1. Home
  2. Docs
  3. Running Jobs
  4. Getting Started

Getting Started

When you login to the Supercomputer system you land on a login node. Login nodes are for editing, compiling, preparing jobs. They are not for running jobs. Failure to follow this policy may result in account revocation. From the login node you can submit job scripts using sbatch or start interactive jobs with salloc.

Slurm

We use Slurm for cluster/resource management and job scheduling. Slurm is responsible for allocating resources to users, providing a framework for starting, executing and monitoring work on allocated resources and scheduling work for future execution.

Job Submissions

sbatch

sbatch submits a batch script to Slurm. The batch script may be given to sbatch through a file name on the command line, or if no file name is specified, sbatch will read in a script from standard input. The batch script may contain options preceded with “#SBATCH” before any executable commands in the script.

sbatch exits immediately after the script is successfully transferred to the Slurm controller and assigned a Slurm job ID. The batch script is not necessarily granted resources immediately, it may sit in the queue of pending jobs for some time before its required resources become available.
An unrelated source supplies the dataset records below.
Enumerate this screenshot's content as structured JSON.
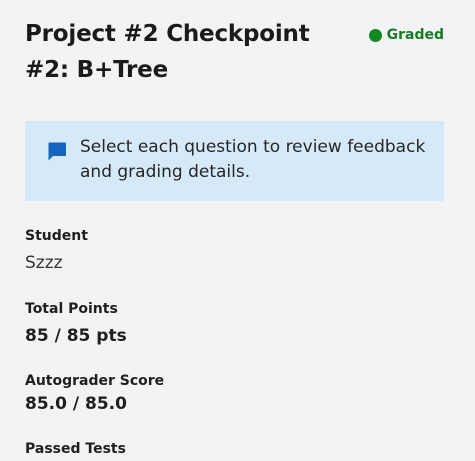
{
  "header": {
    "title": "Project #2 Checkpoint #2: B+Tree",
    "status": "Graded",
    "status_color": "#0f8a1f"
  },
  "notice": {
    "icon": "message-icon",
    "text": "Select each question to review feedback and grading details."
  },
  "fields": {
    "student_label": "Student",
    "student_value": "Szzz",
    "total_points_label": "Total Points",
    "total_points_value": "85 / 85 pts",
    "autograder_label": "Autograder Score",
    "autograder_value": "85.0 / 85.0",
    "passed_tests_label": "Passed Tests"
  }
}
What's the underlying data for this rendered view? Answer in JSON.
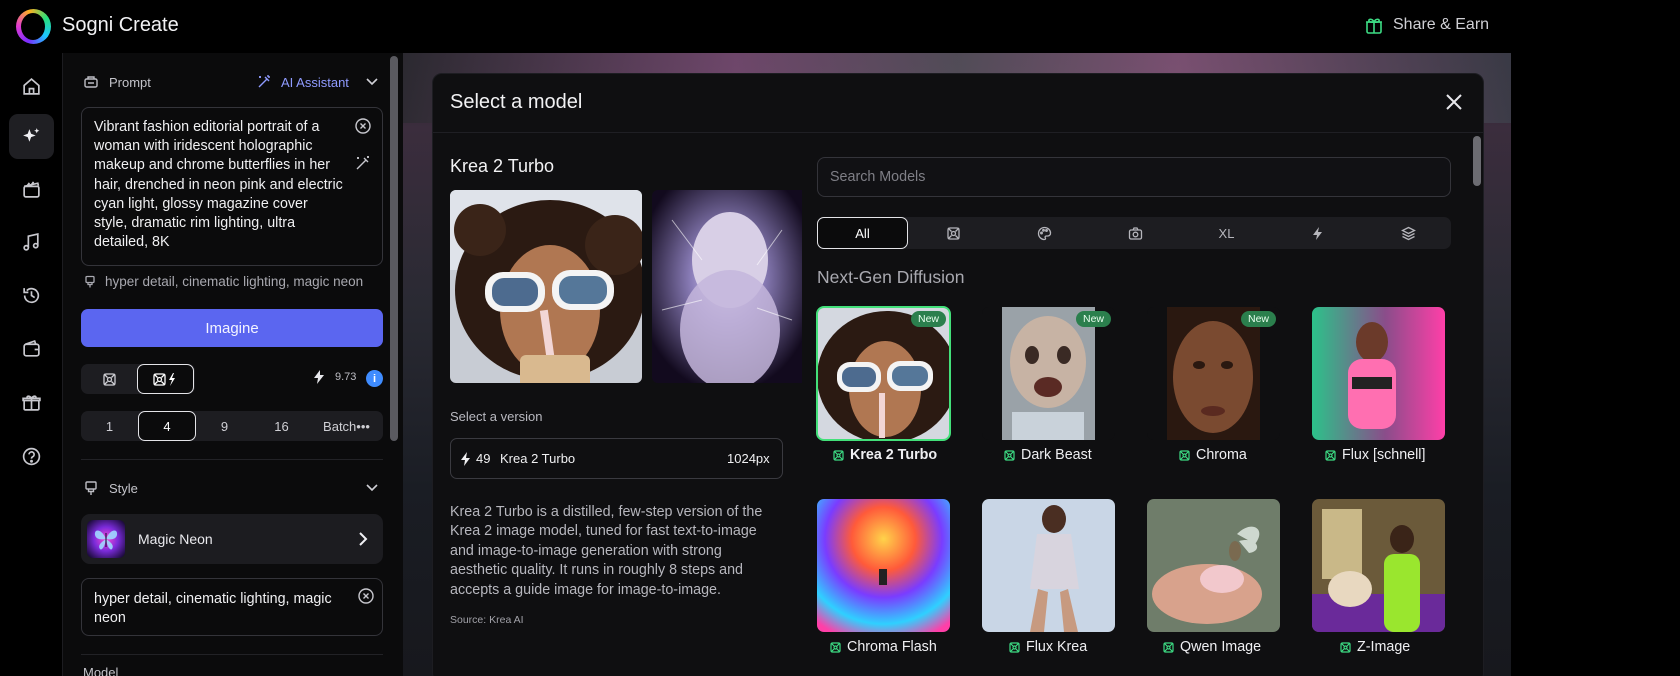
{
  "app": {
    "title": "Sogni Create",
    "share_label": "Share & Earn"
  },
  "rail": {
    "items": [
      "home-icon",
      "sparkle-icon",
      "clapper-icon",
      "music-note-icon",
      "history-icon",
      "wallet-icon",
      "gift-icon",
      "help-icon"
    ],
    "active": "sparkle-icon"
  },
  "prompt": {
    "label": "Prompt",
    "assistant_label": "AI Assistant",
    "text": "Vibrant fashion editorial portrait of a woman with iridescent holographic makeup and chrome butterflies in her hair, drenched in neon pink and electric cyan light, glossy magazine cover style, dramatic rim lighting, ultra detailed, 8K",
    "negative_preview": "hyper detail, cinematic lighting, magic neon"
  },
  "imagine": {
    "label": "Imagine"
  },
  "cost": {
    "value": "9.73",
    "info": "i"
  },
  "batch": {
    "options": [
      "1",
      "4",
      "9",
      "16"
    ],
    "selected": "4",
    "more_label": "Batch•••"
  },
  "style": {
    "label": "Style",
    "name": "Magic Neon",
    "text": "hyper detail, cinematic lighting, magic neon"
  },
  "models_peek": "Model",
  "modal": {
    "title": "Select a model",
    "detail": {
      "title": "Krea 2 Turbo",
      "version_label": "Select a version",
      "version": {
        "steps": "49",
        "name": "Krea 2 Turbo",
        "resolution": "1024px"
      },
      "description": "Krea 2 Turbo is a distilled, few-step version of the Krea 2 image model, tuned for fast text-to-image and image-to-image generation with strong aesthetic quality. It runs in roughly 8 steps and accepts a guide image for image-to-image.",
      "source": "Source: Krea AI"
    },
    "search_placeholder": "Search Models",
    "filters": [
      "All",
      "network-icon",
      "palette-icon",
      "camera-icon",
      "XL",
      "lightning-icon",
      "layers-icon"
    ],
    "group_title": "Next-Gen Diffusion",
    "models": [
      {
        "name": "Krea 2 Turbo",
        "badge": "New",
        "selected": true
      },
      {
        "name": "Dark Beast",
        "badge": "New"
      },
      {
        "name": "Chroma",
        "badge": "New"
      },
      {
        "name": "Flux [schnell]"
      },
      {
        "name": "Chroma Flash"
      },
      {
        "name": "Flux Krea"
      },
      {
        "name": "Qwen Image"
      },
      {
        "name": "Z-Image"
      }
    ]
  },
  "colors": {
    "accent": "#5b66f0",
    "selected_outline": "#43e07a",
    "badge_bg": "#2b7f4d",
    "assistant": "#8f9bff"
  }
}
When you submit the job, Slurm responds with the job’s ID, which will be used to identify this job in reports from Slurm.

login:~> sbatch run_example
Submitted batch job 1234567

salloc

salloc is used to allocate resources for a job in real time. Typically this is used to allocate resources and spawn a shell. The shell is then used to execute srun commands to launch parallel tasks.

login:~> salloc -N 1 -p shared
salloc: Granted job allocation 1234567
salloc: Waiting for resource configuration
salloc: Nodes n1234 are ready for your job
n1234:~>

Monitoring Jobs

squeue

You can monitor your jobs using the squeue command. To view jobs specific to your user use squeue -u your_username. Please do not script or “watch” the squeue as this can put unnecessary load on the queuing system.

Email Notifications

You can use the email options in your submission scripts to notify you when a job starts/stops/errors. We recommend using your NETL email address for these notifications. External email address may experience delays or may fail to relay through the NETL email system.

#SBATCH --mail-type=begin,end,fail
#SBATCH --mail-user=user@domain.com

Cancel Jobs

Cancel a job by JOB ID.

login:~> scancel -j $JOBID

Hold Jobs

Prevent a pending job from being started:

login:~> scontrol hold $jobid

Release Held Jobs

Allow a held job to accrue priority and run:

login:~> scontrol release $jobid